SparseDGP

SparseDGP generates datasets with a controlled number of truly informative features; the remaining features are pure noise. This makes it useful for benchmarking feature selection and sparse methods.

Quick Start

import synthbench
from synthbench import BenchPipeline, SparseDGP

dgp = SparseDGP(n_informative=3, complexity="medium", task_type="regression", random_state=0)
pipeline = BenchPipeline(dgp)
result = pipeline.run(n_samples=500, n_features=10, random_state=42)

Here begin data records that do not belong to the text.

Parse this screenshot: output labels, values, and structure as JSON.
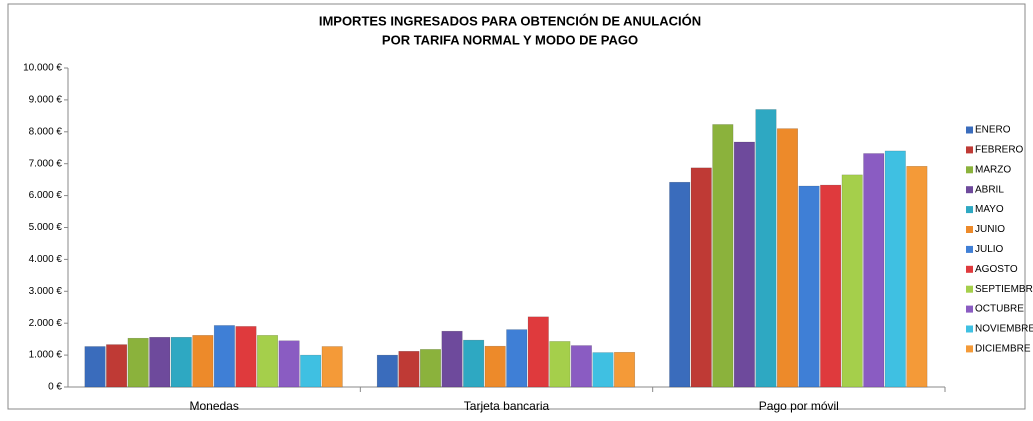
{
  "chart_data": {
    "type": "bar",
    "title": "IMPORTES INGRESADOS PARA OBTENCIÓN DE ANULACIÓN",
    "subtitle": "POR TARIFA NORMAL Y MODO DE PAGO",
    "categories": [
      "Monedas",
      "Tarjeta bancaria",
      "Pago por móvil"
    ],
    "series": [
      {
        "name": "ENERO",
        "color": "#3a6cbc",
        "values": [
          1270,
          1000,
          6420
        ]
      },
      {
        "name": "FEBRERO",
        "color": "#bf3a35",
        "values": [
          1330,
          1120,
          6870
        ]
      },
      {
        "name": "MARZO",
        "color": "#8bb23c",
        "values": [
          1530,
          1180,
          8230
        ]
      },
      {
        "name": "ABRIL",
        "color": "#6e4a9c",
        "values": [
          1560,
          1750,
          7680
        ]
      },
      {
        "name": "MAYO",
        "color": "#2ea8c2",
        "values": [
          1560,
          1470,
          8700
        ]
      },
      {
        "name": "JUNIO",
        "color": "#ed8a2a",
        "values": [
          1620,
          1280,
          8100
        ]
      },
      {
        "name": "JULIO",
        "color": "#3f7fd6",
        "values": [
          1930,
          1800,
          6300
        ]
      },
      {
        "name": "AGOSTO",
        "color": "#df3a3d",
        "values": [
          1900,
          2200,
          6330
        ]
      },
      {
        "name": "SEPTIEMBRE",
        "color": "#a5cf4b",
        "values": [
          1620,
          1430,
          6650
        ]
      },
      {
        "name": "OCTUBRE",
        "color": "#8a5cc2",
        "values": [
          1450,
          1300,
          7320
        ]
      },
      {
        "name": "NOVIEMBRE",
        "color": "#3fc0e2",
        "values": [
          1000,
          1080,
          7400
        ]
      },
      {
        "name": "DICIEMBRE",
        "color": "#f49a38",
        "values": [
          1270,
          1090,
          6920
        ]
      }
    ],
    "ylim": [
      0,
      10000
    ],
    "yticks": [
      {
        "value": 0,
        "label": "0 €"
      },
      {
        "value": 1000,
        "label": "1.000 €"
      },
      {
        "value": 2000,
        "label": "2.000 €"
      },
      {
        "value": 3000,
        "label": "3.000 €"
      },
      {
        "value": 4000,
        "label": "4.000 €"
      },
      {
        "value": 5000,
        "label": "5.000 €"
      },
      {
        "value": 6000,
        "label": "6.000 €"
      },
      {
        "value": 7000,
        "label": "7.000 €"
      },
      {
        "value": 8000,
        "label": "8.000 €"
      },
      {
        "value": 9000,
        "label": "9.000 €"
      },
      {
        "value": 10000,
        "label": "10.000 €"
      }
    ],
    "grid": false,
    "legend": "right"
  }
}
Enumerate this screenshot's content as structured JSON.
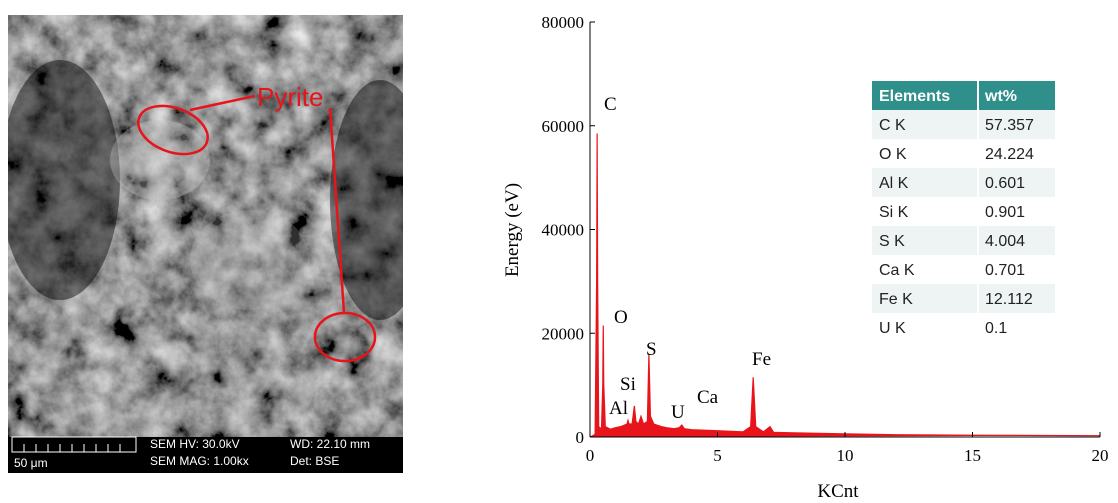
{
  "image": {
    "label": "Pyrite",
    "scale": "50 μm",
    "info": [
      "SEM HV: 30.0kV",
      "WD: 22.10 mm",
      "SEM MAG: 1.00kx",
      "Det: BSE"
    ]
  },
  "chart_data": {
    "type": "line",
    "x_label": "KCnt",
    "y_label": "Energy (eV)",
    "x": [
      0,
      0.2,
      0.26,
      0.28,
      0.3,
      0.34,
      0.45,
      0.5,
      0.52,
      0.54,
      0.6,
      0.8,
      1.0,
      1.2,
      1.45,
      1.49,
      1.53,
      1.65,
      1.74,
      1.8,
      1.9,
      2.0,
      2.1,
      2.25,
      2.31,
      2.37,
      2.5,
      2.8,
      3.0,
      3.3,
      3.5,
      3.6,
      3.7,
      4.0,
      5.0,
      6.0,
      6.3,
      6.4,
      6.5,
      6.8,
      7.06,
      7.2,
      8.0,
      10.0,
      12.0,
      15.0,
      20.0
    ],
    "series": [
      {
        "color": "#e8141b",
        "values": [
          0,
          500,
          30000,
          58500,
          30000,
          2000,
          1500,
          10000,
          21500,
          10000,
          2000,
          1500,
          1800,
          2000,
          2500,
          3200,
          2500,
          2500,
          6000,
          3000,
          2500,
          4000,
          2500,
          3000,
          16000,
          4000,
          2500,
          2000,
          1800,
          1600,
          1800,
          2300,
          1600,
          1400,
          1200,
          1000,
          2000,
          11500,
          2000,
          1000,
          2000,
          900,
          800,
          600,
          450,
          350,
          250
        ]
      }
    ],
    "annotations": [
      "C",
      "O",
      "Al",
      "Si",
      "S",
      "U",
      "Ca",
      "Fe"
    ],
    "xlim": [
      0,
      20
    ],
    "xticks": [
      0,
      5,
      10,
      15,
      20
    ],
    "ylim": [
      0,
      80000
    ],
    "yticks": [
      0,
      20000,
      40000,
      60000,
      80000
    ]
  },
  "table": {
    "header": [
      "Elements",
      "wt%"
    ],
    "rows": [
      [
        "C K",
        "57.357"
      ],
      [
        "O K",
        "24.224"
      ],
      [
        "Al K",
        "0.601"
      ],
      [
        "Si K",
        "0.901"
      ],
      [
        "S K",
        "4.004"
      ],
      [
        "Ca K",
        "0.701"
      ],
      [
        "Fe K",
        "12.112"
      ],
      [
        "U K",
        "0.1"
      ]
    ]
  }
}
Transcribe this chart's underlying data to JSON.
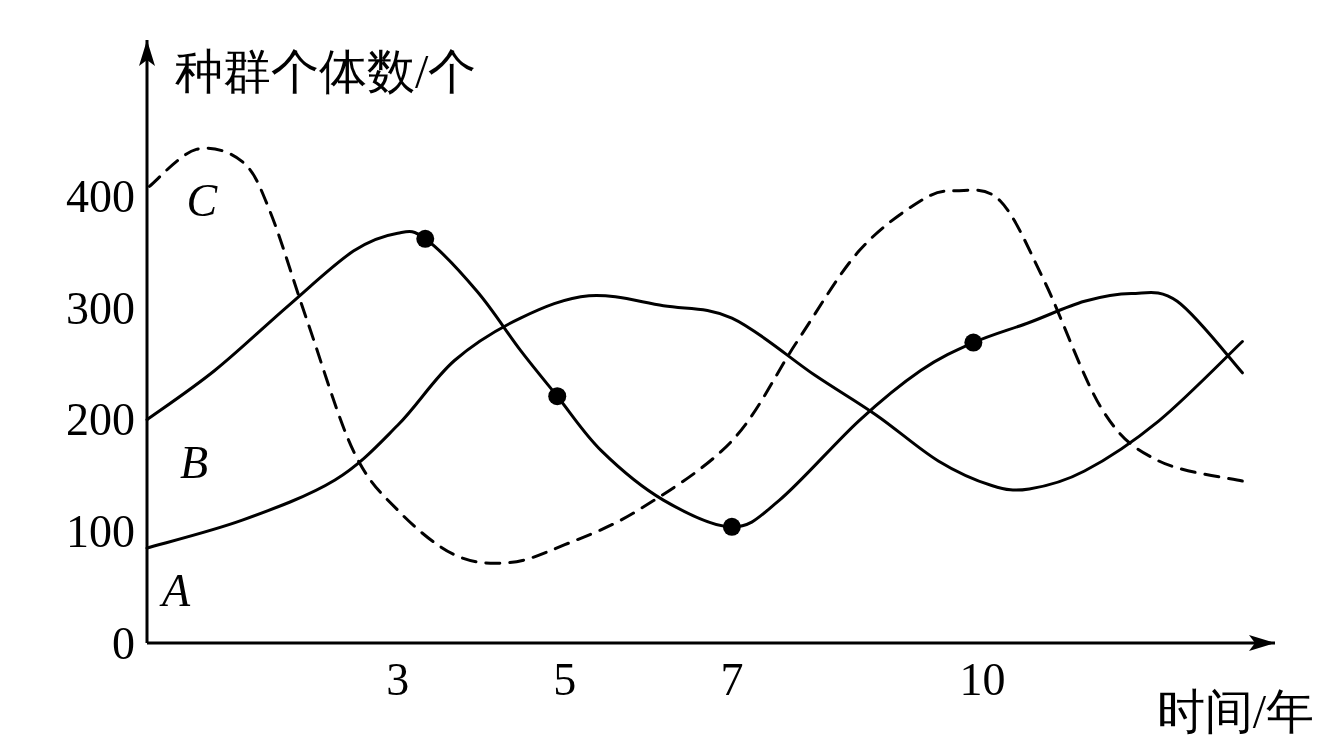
{
  "chart_data": {
    "type": "line",
    "xlabel": "时间/年",
    "ylabel": "种群个体数/个",
    "xlim": [
      0,
      13.5
    ],
    "ylim": [
      0,
      540
    ],
    "xticks": [
      3,
      5,
      7,
      10
    ],
    "yticks": [
      0,
      100,
      200,
      300,
      400
    ],
    "series": [
      {
        "name": "A",
        "color": "#000000",
        "line_style": "solid",
        "x": [
          0,
          1.14,
          2.25,
          3,
          3.68,
          4.47,
          5.29,
          6.18,
          7,
          7.99,
          8.73,
          9.47,
          10.11,
          10.56,
          11.22,
          12.11,
          13.11
        ],
        "values": [
          85,
          110,
          146,
          195,
          253,
          291,
          311,
          302,
          291,
          240,
          204,
          163,
          141,
          138,
          154,
          199,
          270
        ]
      },
      {
        "name": "B",
        "color": "#000000",
        "line_style": "solid",
        "x": [
          0,
          0.81,
          1.69,
          2.47,
          3,
          3.33,
          3.95,
          4.47,
          4.91,
          5.44,
          6.18,
          7,
          7.57,
          8.52,
          9.26,
          9.89,
          10.56,
          11.22,
          11.78,
          12.33,
          13.11
        ],
        "values": [
          200,
          244,
          302,
          351,
          367,
          362,
          315,
          262,
          221,
          172,
          128,
          104,
          128,
          199,
          244,
          269,
          287,
          306,
          313,
          306,
          242
        ]
      },
      {
        "name": "C",
        "color": "#000000",
        "line_style": "dashed",
        "x": [
          0.03,
          0.59,
          1.14,
          1.47,
          1.92,
          2.47,
          3,
          3.68,
          4.34,
          5,
          5.88,
          7,
          7.78,
          8.52,
          9.26,
          9.68,
          10.21,
          10.74,
          11.44,
          12.11,
          13.11
        ],
        "values": [
          409,
          442,
          431,
          387,
          288,
          172,
          119,
          79,
          72,
          88,
          119,
          181,
          270,
          351,
          396,
          405,
          396,
          324,
          208,
          163,
          145
        ]
      },
      {
        "type": "scatter",
        "color": "#000000",
        "marker": "circle",
        "x": [
          3.33,
          4.91,
          7,
          9.89
        ],
        "values": [
          362,
          221,
          104,
          269
        ]
      }
    ]
  }
}
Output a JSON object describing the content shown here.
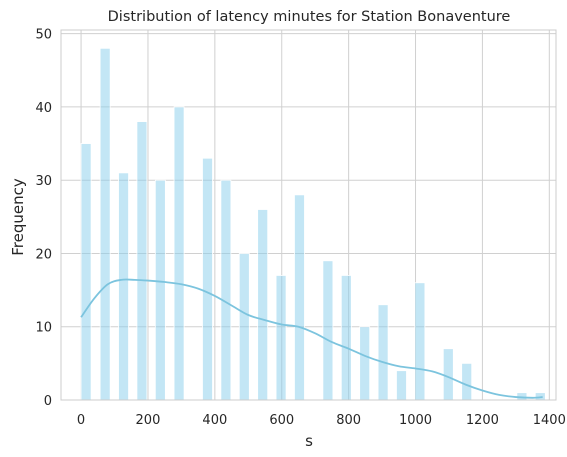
{
  "chart_data": {
    "type": "bar",
    "title": "Distribution of latency minutes for Station Bonaventure",
    "xlabel": "s",
    "ylabel": "Frequency",
    "xlim": [
      -60,
      1420
    ],
    "ylim": [
      0,
      50.5
    ],
    "xticks": [
      "0",
      "200",
      "400",
      "600",
      "800",
      "1000",
      "1200",
      "1400"
    ],
    "yticks": [
      "0",
      "10",
      "20",
      "30",
      "40",
      "50"
    ],
    "grid": true,
    "bar_color": "#87CEEB",
    "kde_color": "#7CC4DE",
    "bins": [
      {
        "x0": 0,
        "x1": 30,
        "count": 35
      },
      {
        "x0": 57,
        "x1": 87,
        "count": 48
      },
      {
        "x0": 112,
        "x1": 142,
        "count": 31
      },
      {
        "x0": 167,
        "x1": 197,
        "count": 38
      },
      {
        "x0": 222,
        "x1": 252,
        "count": 30
      },
      {
        "x0": 278,
        "x1": 308,
        "count": 40
      },
      {
        "x0": 363,
        "x1": 393,
        "count": 33
      },
      {
        "x0": 418,
        "x1": 448,
        "count": 30
      },
      {
        "x0": 473,
        "x1": 503,
        "count": 20
      },
      {
        "x0": 528,
        "x1": 558,
        "count": 26
      },
      {
        "x0": 583,
        "x1": 613,
        "count": 17
      },
      {
        "x0": 638,
        "x1": 668,
        "count": 28
      },
      {
        "x0": 723,
        "x1": 753,
        "count": 19
      },
      {
        "x0": 778,
        "x1": 808,
        "count": 17
      },
      {
        "x0": 833,
        "x1": 863,
        "count": 10
      },
      {
        "x0": 888,
        "x1": 918,
        "count": 13
      },
      {
        "x0": 943,
        "x1": 973,
        "count": 4
      },
      {
        "x0": 998,
        "x1": 1028,
        "count": 16
      },
      {
        "x0": 1083,
        "x1": 1113,
        "count": 7
      },
      {
        "x0": 1138,
        "x1": 1168,
        "count": 5
      },
      {
        "x0": 1303,
        "x1": 1333,
        "count": 1
      },
      {
        "x0": 1358,
        "x1": 1388,
        "count": 1
      }
    ],
    "kde": {
      "x": [
        0,
        40,
        80,
        120,
        160,
        200,
        250,
        300,
        350,
        400,
        450,
        500,
        550,
        600,
        650,
        700,
        750,
        800,
        850,
        900,
        950,
        1000,
        1050,
        1100,
        1150,
        1200,
        1250,
        1300,
        1350,
        1380
      ],
      "y": [
        11.3,
        13.9,
        15.8,
        16.4,
        16.4,
        16.3,
        16.1,
        15.8,
        15.2,
        14.2,
        12.9,
        11.6,
        10.9,
        10.3,
        10.0,
        9.1,
        7.9,
        7.0,
        6.0,
        5.2,
        4.6,
        4.3,
        3.9,
        3.1,
        2.1,
        1.3,
        0.7,
        0.4,
        0.3,
        0.4
      ]
    }
  }
}
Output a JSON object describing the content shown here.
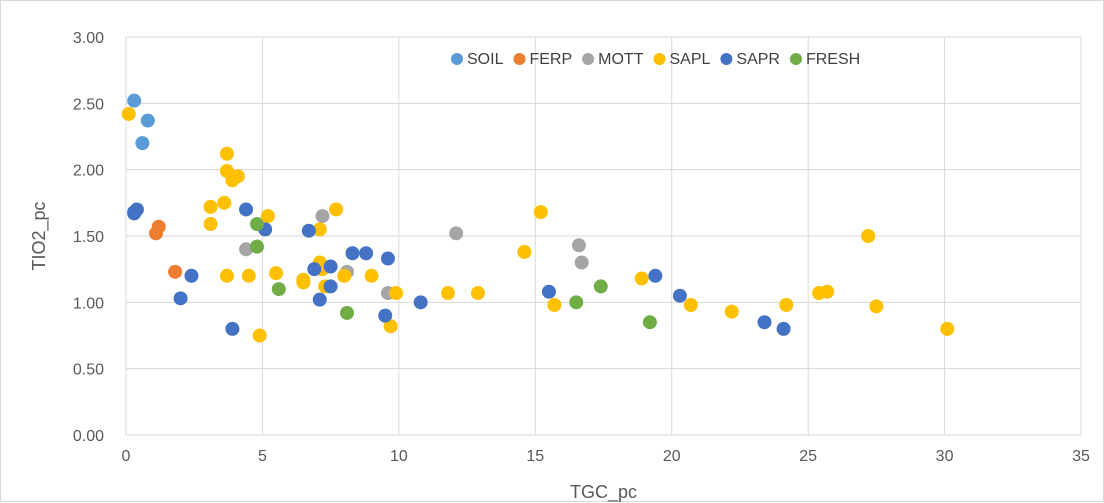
{
  "chart_data": {
    "type": "scatter",
    "title": "",
    "xlabel": "TGC_pc",
    "ylabel": "TIO2_pc",
    "xlim": [
      0,
      35
    ],
    "ylim": [
      0,
      3
    ],
    "x_ticks": [
      "0",
      "5",
      "10",
      "15",
      "20",
      "25",
      "30",
      "35"
    ],
    "y_ticks": [
      "0.00",
      "0.50",
      "1.00",
      "1.50",
      "2.00",
      "2.50",
      "3.00"
    ],
    "grid": true,
    "legend_position": "top",
    "series": [
      {
        "name": "SOIL",
        "color": "#5b9bd5",
        "points": [
          [
            0.3,
            2.52
          ],
          [
            0.8,
            2.37
          ],
          [
            0.6,
            2.2
          ]
        ]
      },
      {
        "name": "FERP",
        "color": "#ed7d31",
        "points": [
          [
            1.2,
            1.57
          ],
          [
            1.1,
            1.52
          ],
          [
            1.8,
            1.23
          ]
        ]
      },
      {
        "name": "MOTT",
        "color": "#a5a5a5",
        "points": [
          [
            7.2,
            1.65
          ],
          [
            4.4,
            1.4
          ],
          [
            8.1,
            1.23
          ],
          [
            9.6,
            1.07
          ],
          [
            12.1,
            1.52
          ],
          [
            16.6,
            1.43
          ],
          [
            16.7,
            1.3
          ]
        ]
      },
      {
        "name": "SAPL",
        "color": "#ffc000",
        "points": [
          [
            0.1,
            2.42
          ],
          [
            3.7,
            2.12
          ],
          [
            3.7,
            1.99
          ],
          [
            4.1,
            1.95
          ],
          [
            3.9,
            1.92
          ],
          [
            3.1,
            1.72
          ],
          [
            3.6,
            1.75
          ],
          [
            3.1,
            1.59
          ],
          [
            5.2,
            1.65
          ],
          [
            7.7,
            1.7
          ],
          [
            3.7,
            1.2
          ],
          [
            4.5,
            1.2
          ],
          [
            5.5,
            1.22
          ],
          [
            6.5,
            1.17
          ],
          [
            6.5,
            1.15
          ],
          [
            7.1,
            1.55
          ],
          [
            7.1,
            1.3
          ],
          [
            7.2,
            1.25
          ],
          [
            7.3,
            1.12
          ],
          [
            8,
            1.2
          ],
          [
            9,
            1.2
          ],
          [
            9.9,
            1.07
          ],
          [
            9.7,
            0.82
          ],
          [
            4.9,
            0.75
          ],
          [
            11.8,
            1.07
          ],
          [
            12.9,
            1.07
          ],
          [
            14.6,
            1.38
          ],
          [
            15.2,
            1.68
          ],
          [
            15.7,
            0.98
          ],
          [
            18.9,
            1.18
          ],
          [
            20.7,
            0.98
          ],
          [
            22.2,
            0.93
          ],
          [
            24.2,
            0.98
          ],
          [
            25.4,
            1.07
          ],
          [
            25.7,
            1.08
          ],
          [
            27.2,
            1.5
          ],
          [
            27.5,
            0.97
          ],
          [
            30.1,
            0.8
          ]
        ]
      },
      {
        "name": "SAPR",
        "color": "#4472c4",
        "points": [
          [
            0.3,
            1.68
          ],
          [
            0.4,
            1.7
          ],
          [
            0.3,
            1.67
          ],
          [
            2.4,
            1.2
          ],
          [
            2,
            1.03
          ],
          [
            3.9,
            0.8
          ],
          [
            4.4,
            1.7
          ],
          [
            5.1,
            1.55
          ],
          [
            6.7,
            1.54
          ],
          [
            6.9,
            1.25
          ],
          [
            7.5,
            1.27
          ],
          [
            7.5,
            1.12
          ],
          [
            7.1,
            1.02
          ],
          [
            8.3,
            1.37
          ],
          [
            8.8,
            1.37
          ],
          [
            9.6,
            1.33
          ],
          [
            9.5,
            0.9
          ],
          [
            10.8,
            1
          ],
          [
            15.5,
            1.08
          ],
          [
            19.4,
            1.2
          ],
          [
            20.3,
            1.05
          ],
          [
            23.4,
            0.85
          ],
          [
            24.1,
            0.8
          ]
        ]
      },
      {
        "name": "FRESH",
        "color": "#70ad47",
        "points": [
          [
            4.8,
            1.59
          ],
          [
            4.8,
            1.42
          ],
          [
            5.6,
            1.1
          ],
          [
            8.1,
            0.92
          ],
          [
            16.5,
            1
          ],
          [
            17.4,
            1.12
          ],
          [
            19.2,
            0.85
          ]
        ]
      }
    ]
  }
}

print(result.X.shape)   # (500, 10)
print(result.y.shape)   # (500,)
print(list(result.metadata.keys()))

# Signal importances sum to 1.0; noise features are exactly 0.0
importances = result.metadata["signal_feature_importances"]
print(sum(importances.values()))  # 1.0

# Confirm noise features have zero importance
zero_importance = [k for k, v in importances.items() if v == 0.0]
print(f"Noise features: {len(zero_importance)}")  # 7

Parameters

Parameter	Default	Description
`n_informative`	`3`	Number of features that carry signal; remaining features are pure noise
`complexity`	`"medium"`	Controls the relationship between informative features and target
`task_type`	`"regression"`	`"regression"` for continuous target, `"classification"` for binary labels
`random_state`	`0`	Integer seed for reproducibility
`class_weight`	`0.5`	(Classification only) Fraction of samples in the positive class

Notes

Noise features receive exactly 0.0 importance (not near-zero) in signal_feature_importances. This is a hard contract, not a floating-point approximation.
n_informative must be less than n_features (the value passed to .run()).
Ideal for benchmarking LASSO, elastic net, sparse random forests, and other variable-selection methods.